月曜の朝…
会社のトイレで坂口さんと一緒になった。

「おはようございます」

「あ おはよう…」

最近、彼女は私の前で猫をかぶらなくなった。
と言うより、敵意を向けられていると言った方が正しいかもしれない。

「今日は取引先との打ち合わせの後、飲みなんですよね」

リップを塗りながら、坂口さんが言った。

「そっか… あんまり飲みすぎないようにね」

「そうですね 気をつけます。前回はあんなことになっちゃったから…」

「あんなこと?」

思わず聞き返して、彼女の顔を見た。
そう言えば、前にも、加瀬さんと何かあるような言い方をしてきたっけ…

結局、そのままにしてしまったけど、きっと何かを私に言いたいのだろう。

「気になります?」

坂口さんはフフっと笑って、ジャケットから携帯を取り出した。

「こういうことです」

彼女がそう言って見せてきたのは、上半身裸のまま眠っている加瀬さんの写真だった。

「え!」

驚く私に、坂口さんはクスっと笑ってこう言った。

「起きたら私の部屋に、加瀬さんが泊まってたんですよね」

可愛いクッションが映り込んでいるから、きっと、彼女の部屋で間違いないのだろう。

「もしかして… 加瀬さんと?」

恐る恐る彼女の顔を見た。

「シたかって事ですか? まあ、そうですね 私も裸でしたし、シたんじゃないでしょうか… あっ このこと皆には内緒にしておいて下さいね。

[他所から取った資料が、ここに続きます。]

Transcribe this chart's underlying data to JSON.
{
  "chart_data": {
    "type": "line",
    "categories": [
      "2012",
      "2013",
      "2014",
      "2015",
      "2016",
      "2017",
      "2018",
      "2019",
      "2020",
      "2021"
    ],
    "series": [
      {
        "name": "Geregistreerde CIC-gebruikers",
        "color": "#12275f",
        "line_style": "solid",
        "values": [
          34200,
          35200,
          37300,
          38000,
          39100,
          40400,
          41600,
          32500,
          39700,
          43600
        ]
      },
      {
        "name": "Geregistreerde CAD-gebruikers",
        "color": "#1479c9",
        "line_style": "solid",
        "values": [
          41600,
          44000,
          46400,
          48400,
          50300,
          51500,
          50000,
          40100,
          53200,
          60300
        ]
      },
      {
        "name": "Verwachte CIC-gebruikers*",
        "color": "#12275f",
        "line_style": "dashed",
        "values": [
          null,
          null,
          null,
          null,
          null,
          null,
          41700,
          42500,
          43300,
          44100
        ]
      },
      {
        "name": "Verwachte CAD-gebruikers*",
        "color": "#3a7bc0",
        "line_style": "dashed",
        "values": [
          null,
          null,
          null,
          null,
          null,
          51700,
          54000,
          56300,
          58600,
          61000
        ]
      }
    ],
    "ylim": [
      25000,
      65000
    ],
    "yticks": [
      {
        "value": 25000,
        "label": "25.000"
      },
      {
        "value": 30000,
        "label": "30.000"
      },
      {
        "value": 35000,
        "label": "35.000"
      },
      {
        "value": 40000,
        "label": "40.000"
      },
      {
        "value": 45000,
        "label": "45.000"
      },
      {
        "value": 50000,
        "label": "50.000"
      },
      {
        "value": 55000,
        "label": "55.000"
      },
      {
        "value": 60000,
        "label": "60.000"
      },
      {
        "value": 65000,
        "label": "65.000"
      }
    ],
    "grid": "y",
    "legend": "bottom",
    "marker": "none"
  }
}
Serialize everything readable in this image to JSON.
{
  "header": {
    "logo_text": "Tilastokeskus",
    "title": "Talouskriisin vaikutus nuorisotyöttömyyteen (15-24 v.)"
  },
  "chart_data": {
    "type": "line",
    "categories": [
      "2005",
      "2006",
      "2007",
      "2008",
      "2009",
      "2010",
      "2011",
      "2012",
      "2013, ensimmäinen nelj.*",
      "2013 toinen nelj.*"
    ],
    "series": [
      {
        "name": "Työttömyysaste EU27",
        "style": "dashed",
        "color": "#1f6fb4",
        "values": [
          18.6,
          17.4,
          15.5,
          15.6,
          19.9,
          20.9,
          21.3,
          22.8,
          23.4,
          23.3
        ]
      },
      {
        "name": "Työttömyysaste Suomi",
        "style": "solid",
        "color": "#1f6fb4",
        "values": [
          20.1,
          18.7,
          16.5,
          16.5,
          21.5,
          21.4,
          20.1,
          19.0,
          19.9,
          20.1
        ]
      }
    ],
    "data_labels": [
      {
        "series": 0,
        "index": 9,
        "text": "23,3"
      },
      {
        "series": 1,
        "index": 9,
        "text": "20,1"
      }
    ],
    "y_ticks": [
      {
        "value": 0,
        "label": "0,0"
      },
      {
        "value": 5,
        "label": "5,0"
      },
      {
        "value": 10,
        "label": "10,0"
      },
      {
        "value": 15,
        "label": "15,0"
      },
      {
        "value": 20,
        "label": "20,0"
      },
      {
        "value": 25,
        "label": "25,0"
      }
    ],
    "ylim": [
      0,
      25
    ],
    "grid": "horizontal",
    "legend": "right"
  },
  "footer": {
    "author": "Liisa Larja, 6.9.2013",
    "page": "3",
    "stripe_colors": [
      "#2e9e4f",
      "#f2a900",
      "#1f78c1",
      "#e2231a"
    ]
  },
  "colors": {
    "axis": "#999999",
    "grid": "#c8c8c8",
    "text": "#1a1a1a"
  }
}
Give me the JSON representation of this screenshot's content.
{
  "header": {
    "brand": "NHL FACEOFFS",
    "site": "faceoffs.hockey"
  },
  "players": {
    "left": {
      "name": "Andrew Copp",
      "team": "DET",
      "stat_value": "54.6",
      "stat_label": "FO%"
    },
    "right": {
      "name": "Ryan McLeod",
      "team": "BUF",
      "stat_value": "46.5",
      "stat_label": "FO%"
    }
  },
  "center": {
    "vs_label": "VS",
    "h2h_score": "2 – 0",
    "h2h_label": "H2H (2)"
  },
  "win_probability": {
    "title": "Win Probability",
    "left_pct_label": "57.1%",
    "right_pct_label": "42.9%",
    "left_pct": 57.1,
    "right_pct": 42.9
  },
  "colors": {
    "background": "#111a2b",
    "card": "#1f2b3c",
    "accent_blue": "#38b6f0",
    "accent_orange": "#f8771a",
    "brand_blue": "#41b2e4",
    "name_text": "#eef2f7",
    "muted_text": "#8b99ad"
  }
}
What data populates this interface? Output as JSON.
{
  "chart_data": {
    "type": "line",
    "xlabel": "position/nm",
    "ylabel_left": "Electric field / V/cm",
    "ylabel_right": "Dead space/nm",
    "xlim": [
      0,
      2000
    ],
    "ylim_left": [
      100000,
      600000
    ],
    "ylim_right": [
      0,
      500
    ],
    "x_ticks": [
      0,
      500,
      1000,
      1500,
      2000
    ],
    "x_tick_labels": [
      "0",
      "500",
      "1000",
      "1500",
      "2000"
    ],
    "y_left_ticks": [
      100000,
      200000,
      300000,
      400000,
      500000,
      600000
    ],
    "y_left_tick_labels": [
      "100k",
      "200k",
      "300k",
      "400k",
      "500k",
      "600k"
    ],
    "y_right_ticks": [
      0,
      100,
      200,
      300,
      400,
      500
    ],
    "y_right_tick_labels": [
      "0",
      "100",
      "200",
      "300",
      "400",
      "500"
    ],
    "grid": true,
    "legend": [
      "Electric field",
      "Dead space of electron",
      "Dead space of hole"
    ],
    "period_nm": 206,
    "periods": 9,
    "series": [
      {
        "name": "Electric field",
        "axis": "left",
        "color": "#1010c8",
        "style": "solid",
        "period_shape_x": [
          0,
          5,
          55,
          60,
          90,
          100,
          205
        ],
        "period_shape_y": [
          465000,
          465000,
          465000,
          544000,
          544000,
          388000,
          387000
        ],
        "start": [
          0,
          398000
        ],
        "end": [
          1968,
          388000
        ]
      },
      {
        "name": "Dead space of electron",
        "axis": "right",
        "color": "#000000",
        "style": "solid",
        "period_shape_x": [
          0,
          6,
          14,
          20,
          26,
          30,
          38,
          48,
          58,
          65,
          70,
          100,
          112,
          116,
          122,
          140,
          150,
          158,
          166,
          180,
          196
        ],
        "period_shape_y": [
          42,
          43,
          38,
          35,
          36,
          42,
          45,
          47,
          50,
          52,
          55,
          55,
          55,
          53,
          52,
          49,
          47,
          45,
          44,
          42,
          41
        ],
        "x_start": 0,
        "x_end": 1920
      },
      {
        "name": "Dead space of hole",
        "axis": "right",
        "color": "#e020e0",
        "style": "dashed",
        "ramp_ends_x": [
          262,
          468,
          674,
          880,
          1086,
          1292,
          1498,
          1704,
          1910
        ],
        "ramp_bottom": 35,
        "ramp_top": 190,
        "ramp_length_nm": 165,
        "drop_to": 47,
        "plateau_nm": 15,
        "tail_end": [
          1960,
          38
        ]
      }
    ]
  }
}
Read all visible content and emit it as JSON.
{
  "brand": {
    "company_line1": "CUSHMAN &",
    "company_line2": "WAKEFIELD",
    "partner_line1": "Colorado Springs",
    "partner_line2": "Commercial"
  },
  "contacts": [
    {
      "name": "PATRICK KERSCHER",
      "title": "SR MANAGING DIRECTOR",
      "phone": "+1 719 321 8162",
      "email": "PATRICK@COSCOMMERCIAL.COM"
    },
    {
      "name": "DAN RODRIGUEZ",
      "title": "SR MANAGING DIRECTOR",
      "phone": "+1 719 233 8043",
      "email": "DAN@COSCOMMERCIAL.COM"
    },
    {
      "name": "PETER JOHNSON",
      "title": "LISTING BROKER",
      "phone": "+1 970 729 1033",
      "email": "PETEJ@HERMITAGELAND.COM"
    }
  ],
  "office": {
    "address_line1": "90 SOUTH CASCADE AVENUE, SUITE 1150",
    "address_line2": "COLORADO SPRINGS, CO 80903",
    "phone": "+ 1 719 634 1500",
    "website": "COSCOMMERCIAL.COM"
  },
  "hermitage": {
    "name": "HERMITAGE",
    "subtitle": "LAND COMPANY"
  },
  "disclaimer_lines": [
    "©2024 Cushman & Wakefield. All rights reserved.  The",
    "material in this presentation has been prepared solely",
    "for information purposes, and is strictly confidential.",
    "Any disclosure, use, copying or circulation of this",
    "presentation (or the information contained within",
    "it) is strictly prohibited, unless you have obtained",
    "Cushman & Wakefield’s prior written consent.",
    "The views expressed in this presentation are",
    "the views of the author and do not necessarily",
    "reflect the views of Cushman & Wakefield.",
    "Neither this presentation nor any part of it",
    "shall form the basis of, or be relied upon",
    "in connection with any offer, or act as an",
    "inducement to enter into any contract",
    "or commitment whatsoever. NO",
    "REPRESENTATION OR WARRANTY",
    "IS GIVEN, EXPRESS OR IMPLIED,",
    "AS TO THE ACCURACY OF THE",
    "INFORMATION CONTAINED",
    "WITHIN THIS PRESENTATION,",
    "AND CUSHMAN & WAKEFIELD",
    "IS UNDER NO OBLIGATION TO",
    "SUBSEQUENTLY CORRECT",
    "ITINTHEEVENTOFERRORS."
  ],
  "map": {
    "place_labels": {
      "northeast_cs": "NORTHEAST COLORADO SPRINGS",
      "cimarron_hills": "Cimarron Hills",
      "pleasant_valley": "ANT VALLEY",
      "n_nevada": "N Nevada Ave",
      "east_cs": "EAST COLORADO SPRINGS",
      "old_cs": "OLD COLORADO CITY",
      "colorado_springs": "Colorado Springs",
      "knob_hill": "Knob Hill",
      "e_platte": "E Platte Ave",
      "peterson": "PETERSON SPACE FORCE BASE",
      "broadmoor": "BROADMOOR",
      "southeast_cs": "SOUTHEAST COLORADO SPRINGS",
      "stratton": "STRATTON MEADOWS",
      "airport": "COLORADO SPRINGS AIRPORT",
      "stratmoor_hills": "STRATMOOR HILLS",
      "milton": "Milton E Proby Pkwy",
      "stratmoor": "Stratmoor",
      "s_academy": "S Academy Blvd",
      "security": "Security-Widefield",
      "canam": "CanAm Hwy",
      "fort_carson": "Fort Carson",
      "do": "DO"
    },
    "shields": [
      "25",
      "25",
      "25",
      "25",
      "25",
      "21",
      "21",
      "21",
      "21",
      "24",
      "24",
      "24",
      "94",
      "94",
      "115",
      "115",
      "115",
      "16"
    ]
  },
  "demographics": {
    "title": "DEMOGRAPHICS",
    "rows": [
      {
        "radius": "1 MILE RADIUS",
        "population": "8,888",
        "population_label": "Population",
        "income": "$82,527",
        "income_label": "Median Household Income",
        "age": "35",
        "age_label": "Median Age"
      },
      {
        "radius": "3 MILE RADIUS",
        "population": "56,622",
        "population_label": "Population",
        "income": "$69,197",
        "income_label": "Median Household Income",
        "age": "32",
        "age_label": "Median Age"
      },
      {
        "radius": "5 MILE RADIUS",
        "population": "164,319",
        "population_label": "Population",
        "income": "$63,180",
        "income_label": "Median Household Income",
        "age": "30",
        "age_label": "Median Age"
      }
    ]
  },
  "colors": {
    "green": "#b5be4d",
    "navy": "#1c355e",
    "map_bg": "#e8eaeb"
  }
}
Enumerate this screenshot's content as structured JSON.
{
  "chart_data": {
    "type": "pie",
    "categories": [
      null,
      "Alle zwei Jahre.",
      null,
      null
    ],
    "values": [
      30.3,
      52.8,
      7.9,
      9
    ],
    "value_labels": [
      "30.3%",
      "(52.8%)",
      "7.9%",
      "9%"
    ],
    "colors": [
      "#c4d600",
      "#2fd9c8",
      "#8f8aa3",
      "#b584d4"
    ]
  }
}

」

そう言って携帯をしまうと、坂口さんは満足そうな顔で去って行った。

私はあまりのショックに、暫くその場から動けなかった。

あんな写真を見てしまったから、さすがにダメージが大きかった。

坂口さんにも、手を出していたなんて…

もう、嫌だ…
何で私は、加瀬さんなんか好きになってしまったんだろう

こんなに苦しい思いをするなら、初めから好きにならなければ良かった。

でも、もう遅い…
私は引き返せないところまで来てしまったのだ。

こみ上げてくる涙を堪えながら、私は大きく深呼吸した。